Don’t Call Me Mother &Raquo; 60 Bbook Photo

In this healing memoir, Linda Joy Myers fits together the jagged and irregular pieces of her childhood in an effort to mend her spirit. Images are beautifully crafted (through the use of prose that are both poetic and rich) of a life that was riddled with abuse, neglect and abandonment. She discovers that the same pattern of abuse has plagued the women in her family for generations. As an accomplished musician and writer, Myers is masterful at artistic expression.

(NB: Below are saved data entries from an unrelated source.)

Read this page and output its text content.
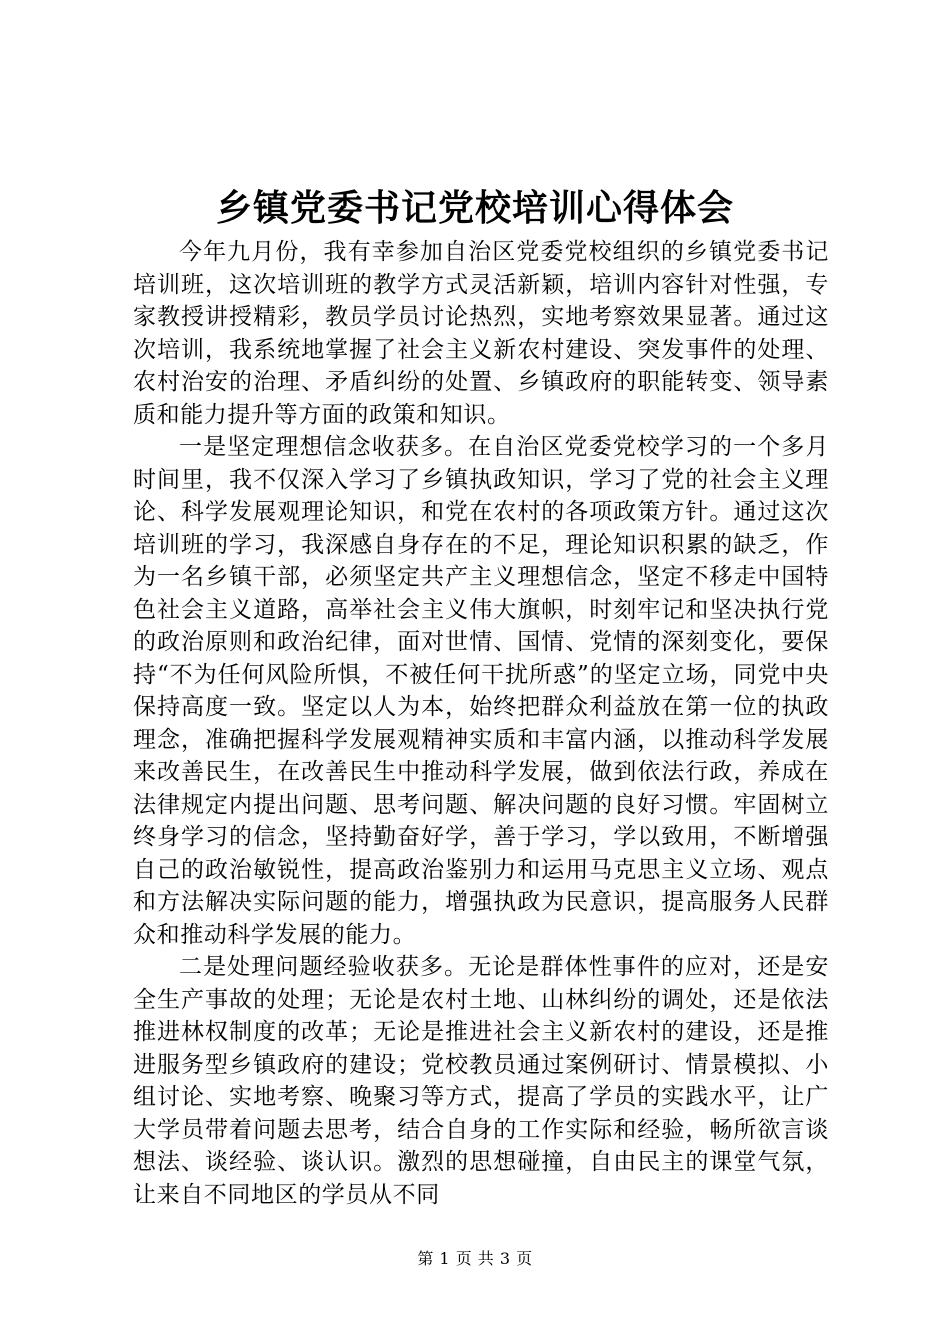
乡镇党委书记党校培训心得体会

今年九月份，我有幸参加自治区党委党校组织的乡镇党委书记培训班，这次培训班的教学方式灵活新颖，培训内容针对性强，专家教授讲授精彩，教员学员讨论热烈，实地考察效果显著。通过这次培训，我系统地掌握了社会主义新农村建设、突发事件的处理、农村治安的治理、矛盾纠纷的处置、乡镇政府的职能转变、领导素质和能力提升等方面的政策和知识。

一是坚定理想信念收获多。在自治区党委党校学习的一个多月时间里，我不仅深入学习了乡镇执政知识，学习了党的社会主义理论、科学发展观理论知识，和党在农村的各项政策方针。通过这次培训班的学习，我深感自身存在的不足，理论知识积累的缺乏，作为一名乡镇干部，必须坚定共产主义理想信念，坚定不移走中国特色社会主义道路，高举社会主义伟大旗帜，时刻牢记和坚决执行党的政治原则和政治纪律，面对世情、国情、党情的深刻变化，要保持“不为任何风险所惧，不被任何干扰所惑”的坚定立场，同党中央保持高度一致。坚定以人为本，始终把群众利益放在第一位的执政理念，准确把握科学发展观精神实质和丰富内涵，以推动科学发展来改善民生，在改善民生中推动科学发展，做到依法行政，养成在法律规定内提出问题、思考问题、解决问题的良好习惯。牢固树立终身学习的信念，坚持勤奋好学，善于学习，学以致用，不断增强自己的政治敏锐性，提高政治鉴别力和运用马克思主义立场、观点和方法解决实际问题的能力，增强执政为民意识，提高服务人民群众和推动科学发展的能力。

二是处理问题经验收获多。无论是群体性事件的应对，还是安全生产事故的处理；无论是农村土地、山林纠纷的调处，还是依法推进林权制度的改革；无论是推进社会主义新农村的建设，还是推进服务型乡镇政府的建设；党校教员通过案例研讨、情景模拟、小组讨论、实地考察、晚聚习等方式，提高了学员的实践水平，让广大学员带着问题去思考，结合自身的工作实际和经验，畅所欲言谈想法、谈经验、谈认识。激烈的思想碰撞，自由民主的课堂气氛，让来自不同地区的学员从不同

第 1 页 共 3 页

She allows the reader into her troubled world—we feel her devastation each time she is left behind by her mother. The scenes of little Linda at the tender age of four, standing at the train station sending her mother off yet again—the high-pitched whistle of the train echoing her exhaustion, loneliness and misery—are gut-wrenching. The reader wants to rush in and rescue her, help her understand, and move her away from the dysfunction that threatens to ruin her. However, in the very next sentence we witness her miraculously bouncing back on her own. We wonder how she does it; how she is able to taste the sweetness of anything that life has to offer when her world is colored by chaos and destruction, but she does. We love and admire her for it. She carries us to the very end of it all and we are moved to understand that she is going to be okay; that we will be okay.

Linda Joy Myers is a superb writer and her offering, Don’t Call Me Mother, is a gift. She has allowed herself healing through her words and exploration; she presents us with a means to travel on our own healing journey. Her book imparts love and forgiveness in its rawest form. Do not miss the opportunity to experience it for yourself.